Peraturan Perpajakan dibuat bertujuan untuk menguji kepatuhan wajib pajak terhadap apa yang menjadikan kewajibannya. Pemerintah menerbitkan peraturan perpajakan (Undang-undang HPP, PMK dan sebagainya) mempunyai tujuan supaya ada pemasukan bagi kelangsungan perekonomian negara dan untuk mensejahterakan rakyat pada akhirnya.
semiotika berasal dari kata semeion yang berarti ilmu makna, bagaimana cara membunyikan dan membaca undang-undang. Meskipun pada kenyataannya undan-undang tidak bisa dibaca secara tekstual maupun konseptual.
Bahasa merupakan direct teks, dimana secara langsung digunakan dalam berkomunikasi, sedangkan secara indirect dikenal sebagai simbol.
Dalam makna semiotika orang kaya wajib membayar pajak lebih besar (negara bisa melakukan pengambilan hak yang lebih besar), disini pemerintah bisa membuat peraturan tentang kenaikan PTKP (sebagai teks) dan dengan adanya kenaikan tarif pemerintah berusaha melindungi rakyat kecil (sebagai simbol), Hal Ini dimisalkan tentang undang-undang tarif yang diterbitkan oleh pemerintah.
semiotika sebagai teori kode "signifikasi" tentang sistem aturan berkaitan dengan tanda atau makna. secara struktural adanya pembuatan PMK atau Undang-undang dan Perpu. Secara teori produksi tanda "Komunikasi", adanya gejala tanda, kode, estetika, interaksi, komunikasi. secara pragmatis adanya pembayaran pajak. Sebagai contoh paling lambat di tanggal 10 setiap wajib pajak diharuskan membayar kewajibannya, ketentuan ini sudah diatur sesuai dengan peraturan yang Sudan ditetapkan.
Eco Umberto memfokuskan pada 8 semiotika komunikasi, Yaitu : Sumber (source), pengirim (transmitter), sinyal pengirim (gelombang suara), saluran (channel), sinyal Penerimaan (signal), Penerima (receiver), pesan (message), dan tujuan (destination).
Dalam menulis teks undang-undang perpajakan menjadi otoritas Kementerian Keuangan, didalam menulis teks harus jelas, dipakai untuk siapa peraturan itu dibuat dan harus bisa dipahami oleh pemakai peraturan, disini isi menjadi sangat penting.
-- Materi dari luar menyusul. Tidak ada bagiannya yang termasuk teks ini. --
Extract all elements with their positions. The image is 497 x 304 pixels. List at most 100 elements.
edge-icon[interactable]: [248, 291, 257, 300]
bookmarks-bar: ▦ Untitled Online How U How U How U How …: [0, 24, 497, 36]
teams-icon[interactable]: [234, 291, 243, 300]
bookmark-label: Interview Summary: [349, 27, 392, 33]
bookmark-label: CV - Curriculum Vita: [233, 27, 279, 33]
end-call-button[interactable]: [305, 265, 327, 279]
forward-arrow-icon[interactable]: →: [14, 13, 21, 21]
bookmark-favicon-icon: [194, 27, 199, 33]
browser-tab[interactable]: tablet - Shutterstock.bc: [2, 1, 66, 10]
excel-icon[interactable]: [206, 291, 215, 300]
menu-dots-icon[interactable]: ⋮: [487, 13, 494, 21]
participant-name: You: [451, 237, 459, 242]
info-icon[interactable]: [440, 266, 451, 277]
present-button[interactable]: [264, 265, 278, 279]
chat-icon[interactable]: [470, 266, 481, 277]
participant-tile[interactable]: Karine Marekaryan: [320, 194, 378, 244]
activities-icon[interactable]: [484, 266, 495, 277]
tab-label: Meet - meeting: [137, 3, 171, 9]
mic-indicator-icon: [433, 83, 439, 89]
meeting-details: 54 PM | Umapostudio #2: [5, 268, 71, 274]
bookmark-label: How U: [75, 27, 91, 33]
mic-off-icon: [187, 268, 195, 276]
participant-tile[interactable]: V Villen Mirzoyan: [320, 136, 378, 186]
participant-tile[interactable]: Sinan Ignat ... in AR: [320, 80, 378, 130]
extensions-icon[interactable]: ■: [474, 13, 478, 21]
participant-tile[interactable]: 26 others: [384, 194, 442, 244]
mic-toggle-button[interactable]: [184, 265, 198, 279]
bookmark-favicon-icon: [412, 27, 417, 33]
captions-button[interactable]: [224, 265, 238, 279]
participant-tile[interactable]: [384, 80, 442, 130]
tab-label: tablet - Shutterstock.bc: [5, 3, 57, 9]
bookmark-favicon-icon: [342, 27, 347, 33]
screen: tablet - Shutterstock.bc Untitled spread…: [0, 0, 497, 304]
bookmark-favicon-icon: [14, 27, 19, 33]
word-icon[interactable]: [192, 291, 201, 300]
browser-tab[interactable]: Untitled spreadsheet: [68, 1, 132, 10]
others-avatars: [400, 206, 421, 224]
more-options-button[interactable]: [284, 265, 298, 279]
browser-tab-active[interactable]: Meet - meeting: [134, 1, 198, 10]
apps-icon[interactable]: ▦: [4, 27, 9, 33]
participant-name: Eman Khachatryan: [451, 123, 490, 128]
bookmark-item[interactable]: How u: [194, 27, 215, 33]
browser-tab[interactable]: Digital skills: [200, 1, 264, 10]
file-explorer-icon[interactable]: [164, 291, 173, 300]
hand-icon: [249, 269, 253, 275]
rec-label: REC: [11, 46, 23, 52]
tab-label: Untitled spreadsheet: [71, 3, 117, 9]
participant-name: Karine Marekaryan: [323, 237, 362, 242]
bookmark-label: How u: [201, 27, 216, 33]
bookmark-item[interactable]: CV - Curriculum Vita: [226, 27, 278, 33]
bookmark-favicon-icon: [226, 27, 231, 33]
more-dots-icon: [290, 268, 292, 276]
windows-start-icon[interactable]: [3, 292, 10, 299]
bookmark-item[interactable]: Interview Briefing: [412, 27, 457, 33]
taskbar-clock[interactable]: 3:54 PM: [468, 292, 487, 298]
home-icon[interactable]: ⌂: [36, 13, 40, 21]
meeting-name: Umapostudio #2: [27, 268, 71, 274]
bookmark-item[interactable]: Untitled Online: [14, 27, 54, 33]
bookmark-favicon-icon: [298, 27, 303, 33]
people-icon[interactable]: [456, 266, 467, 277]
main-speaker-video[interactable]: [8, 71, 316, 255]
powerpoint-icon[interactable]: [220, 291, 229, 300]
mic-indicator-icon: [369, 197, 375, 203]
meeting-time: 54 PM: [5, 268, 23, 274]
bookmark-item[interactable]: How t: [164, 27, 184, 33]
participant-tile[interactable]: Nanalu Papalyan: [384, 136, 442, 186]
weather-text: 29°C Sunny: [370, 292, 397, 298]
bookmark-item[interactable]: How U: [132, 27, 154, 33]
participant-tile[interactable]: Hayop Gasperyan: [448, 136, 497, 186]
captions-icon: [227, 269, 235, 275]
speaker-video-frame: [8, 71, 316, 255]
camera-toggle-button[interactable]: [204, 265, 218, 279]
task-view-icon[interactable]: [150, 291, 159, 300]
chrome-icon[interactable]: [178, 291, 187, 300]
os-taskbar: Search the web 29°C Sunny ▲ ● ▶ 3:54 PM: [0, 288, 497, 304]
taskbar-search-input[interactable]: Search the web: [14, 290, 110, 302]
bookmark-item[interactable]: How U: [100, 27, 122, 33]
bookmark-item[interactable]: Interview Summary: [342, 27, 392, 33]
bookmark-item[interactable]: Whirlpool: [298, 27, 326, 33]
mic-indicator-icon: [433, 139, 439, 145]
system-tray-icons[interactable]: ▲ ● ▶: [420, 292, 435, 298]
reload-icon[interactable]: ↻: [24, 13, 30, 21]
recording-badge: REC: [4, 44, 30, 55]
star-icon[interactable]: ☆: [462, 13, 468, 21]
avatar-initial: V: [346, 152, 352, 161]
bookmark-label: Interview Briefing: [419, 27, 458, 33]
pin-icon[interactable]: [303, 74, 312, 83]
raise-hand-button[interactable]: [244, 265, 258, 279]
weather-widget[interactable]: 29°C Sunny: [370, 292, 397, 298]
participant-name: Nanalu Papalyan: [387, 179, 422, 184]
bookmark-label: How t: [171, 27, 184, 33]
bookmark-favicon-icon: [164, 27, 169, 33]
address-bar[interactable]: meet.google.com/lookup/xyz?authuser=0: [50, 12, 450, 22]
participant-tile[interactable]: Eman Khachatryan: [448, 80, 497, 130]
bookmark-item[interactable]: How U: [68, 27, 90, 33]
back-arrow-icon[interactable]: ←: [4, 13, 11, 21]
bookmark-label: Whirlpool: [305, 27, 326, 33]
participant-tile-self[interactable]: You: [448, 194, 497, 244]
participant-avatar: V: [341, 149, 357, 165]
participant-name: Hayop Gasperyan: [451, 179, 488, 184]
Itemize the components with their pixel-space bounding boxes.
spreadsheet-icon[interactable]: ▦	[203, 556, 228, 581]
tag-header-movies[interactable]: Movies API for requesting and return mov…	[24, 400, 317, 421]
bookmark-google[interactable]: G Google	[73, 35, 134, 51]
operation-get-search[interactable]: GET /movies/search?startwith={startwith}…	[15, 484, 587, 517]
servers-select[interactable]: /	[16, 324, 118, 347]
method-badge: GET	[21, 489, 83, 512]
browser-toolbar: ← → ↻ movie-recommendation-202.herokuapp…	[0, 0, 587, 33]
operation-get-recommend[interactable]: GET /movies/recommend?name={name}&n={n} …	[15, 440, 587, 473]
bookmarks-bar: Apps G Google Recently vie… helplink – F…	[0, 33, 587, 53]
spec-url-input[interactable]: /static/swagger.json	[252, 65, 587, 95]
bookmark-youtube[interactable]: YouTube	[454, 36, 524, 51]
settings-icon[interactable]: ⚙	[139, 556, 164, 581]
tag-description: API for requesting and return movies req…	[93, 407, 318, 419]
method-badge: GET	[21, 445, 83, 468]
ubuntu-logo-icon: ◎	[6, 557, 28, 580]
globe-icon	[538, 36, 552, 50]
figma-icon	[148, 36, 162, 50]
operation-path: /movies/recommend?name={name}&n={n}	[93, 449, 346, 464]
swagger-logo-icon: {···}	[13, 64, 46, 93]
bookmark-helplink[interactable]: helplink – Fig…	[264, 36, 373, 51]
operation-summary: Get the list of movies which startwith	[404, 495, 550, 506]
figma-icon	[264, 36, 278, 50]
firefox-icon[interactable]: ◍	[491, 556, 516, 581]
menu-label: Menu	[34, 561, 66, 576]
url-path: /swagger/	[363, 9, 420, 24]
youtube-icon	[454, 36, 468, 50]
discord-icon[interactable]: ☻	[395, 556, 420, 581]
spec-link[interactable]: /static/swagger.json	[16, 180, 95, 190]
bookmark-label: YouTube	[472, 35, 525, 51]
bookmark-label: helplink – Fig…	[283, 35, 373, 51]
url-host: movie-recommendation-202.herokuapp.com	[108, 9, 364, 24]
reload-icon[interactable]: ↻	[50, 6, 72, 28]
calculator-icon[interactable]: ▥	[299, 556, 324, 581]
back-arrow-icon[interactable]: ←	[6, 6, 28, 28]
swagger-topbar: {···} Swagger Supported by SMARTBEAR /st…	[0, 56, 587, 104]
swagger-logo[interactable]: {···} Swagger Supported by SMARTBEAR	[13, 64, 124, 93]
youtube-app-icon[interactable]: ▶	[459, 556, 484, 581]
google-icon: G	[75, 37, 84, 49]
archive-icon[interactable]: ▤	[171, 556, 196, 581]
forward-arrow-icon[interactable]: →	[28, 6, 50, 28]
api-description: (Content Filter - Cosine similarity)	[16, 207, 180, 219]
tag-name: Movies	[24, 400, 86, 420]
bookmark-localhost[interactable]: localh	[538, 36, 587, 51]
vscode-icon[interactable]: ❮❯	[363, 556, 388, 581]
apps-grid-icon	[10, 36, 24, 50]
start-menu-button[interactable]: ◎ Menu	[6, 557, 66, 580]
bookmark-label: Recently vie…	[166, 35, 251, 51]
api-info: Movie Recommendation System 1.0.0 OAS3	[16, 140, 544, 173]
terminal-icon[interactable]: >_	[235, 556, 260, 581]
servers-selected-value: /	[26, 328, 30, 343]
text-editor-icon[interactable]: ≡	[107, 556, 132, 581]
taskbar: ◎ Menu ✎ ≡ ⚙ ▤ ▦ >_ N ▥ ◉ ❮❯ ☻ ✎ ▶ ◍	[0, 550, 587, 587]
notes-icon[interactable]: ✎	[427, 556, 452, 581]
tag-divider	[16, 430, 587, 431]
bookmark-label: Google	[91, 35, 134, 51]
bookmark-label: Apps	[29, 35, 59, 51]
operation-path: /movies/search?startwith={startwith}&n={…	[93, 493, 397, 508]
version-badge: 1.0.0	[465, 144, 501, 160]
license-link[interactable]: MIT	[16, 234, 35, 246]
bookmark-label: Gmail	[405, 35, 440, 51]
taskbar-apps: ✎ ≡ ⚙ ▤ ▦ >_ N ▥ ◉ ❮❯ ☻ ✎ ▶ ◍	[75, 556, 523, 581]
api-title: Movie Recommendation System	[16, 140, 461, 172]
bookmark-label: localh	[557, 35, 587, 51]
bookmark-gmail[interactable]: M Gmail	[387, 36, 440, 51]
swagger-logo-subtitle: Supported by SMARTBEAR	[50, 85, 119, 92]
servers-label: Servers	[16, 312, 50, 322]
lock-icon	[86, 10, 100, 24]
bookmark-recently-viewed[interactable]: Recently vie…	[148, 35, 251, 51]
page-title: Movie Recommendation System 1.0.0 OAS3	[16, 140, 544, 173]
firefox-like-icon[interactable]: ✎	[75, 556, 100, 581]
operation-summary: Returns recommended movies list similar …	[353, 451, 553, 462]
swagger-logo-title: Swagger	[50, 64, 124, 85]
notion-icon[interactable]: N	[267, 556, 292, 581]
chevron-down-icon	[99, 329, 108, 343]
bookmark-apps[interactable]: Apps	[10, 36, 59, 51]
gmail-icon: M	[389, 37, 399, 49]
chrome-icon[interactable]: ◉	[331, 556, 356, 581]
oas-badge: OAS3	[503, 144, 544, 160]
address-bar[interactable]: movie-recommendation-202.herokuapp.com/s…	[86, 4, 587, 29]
Teks harus bersifat komunikatif, adanya relasi subjek dan objek (adanya dialektis penulis dan pembaca).
Terkadang antara pengirim dan penerima adanya perbedaan, dimana pengirim atau Pembuatan PMK atau Undang-undang menginginkan penerima atau disebut pembayar pajak, membayarkan pajak setinggi mungkin, sedangkan pihak penerima menginginkan sekecil mungkin dalam membayar pajak, hal Seperti itu bisa disebut sebagai Semantik Pragmatik. semantik Pragmatik masih adanya ambiguitas, over under estimasi, dan adanya ketidaktepatan.
Undang-undang harus mempunyai Bahasa yang lugas, mudah dipahami, tidak ambigu dan tegas. Bahasa dalam undang-undang tidak diperbolehkan hipersemotika (adanya multi tafsir). Dalam memahami undang-undang bisa dilihat dari keseluruhan undang-undang, atau pasal per pasal maupun bab per bab dan kata per kata. Sehingga dalam memberikan makna suatu teks bukan asli tetapi representasi.
Menurut Ferdinand De Saussure Bahasa adalah sebuah fungsi listening, talking, writing, reading, understanding. Dimana lebih kompleks, dalam Bahasa terkandung makna Bagaimana mendengarkan, berbicara, menulis, membaca, dan mengerti apa makna yang ada didalamnya. Seperti undang-undang didalamnya ada makna yang harus dipahami. Bahasa memiliki struktur, dan merupakan sister tanda.
Mengapa perlu semiotika strukturalisme? Struktur adalah seperangkat unsur di mana antara unsur atau subperangkat unsur tersebut terdapat satu hubungan yang sangat erat.Struktur tidak memerlukan unsur-unsur yang berasal dari luar (ekstrinsik) untuk melakukan prosedur-prosedur transformasi tersebut.Struktur itu berlaku secara otonam. Dengan demikian struktur tersebut memelihara sifatnya tanpa adanya pengaruh dari luar. Bentuk-bentuk yang dapat dianggap sebagai regulasi diri (self-regulation), misalnya PMK ataupun Perpu serta kaidah-kaidah yang ada dalam struktur itu sendiri.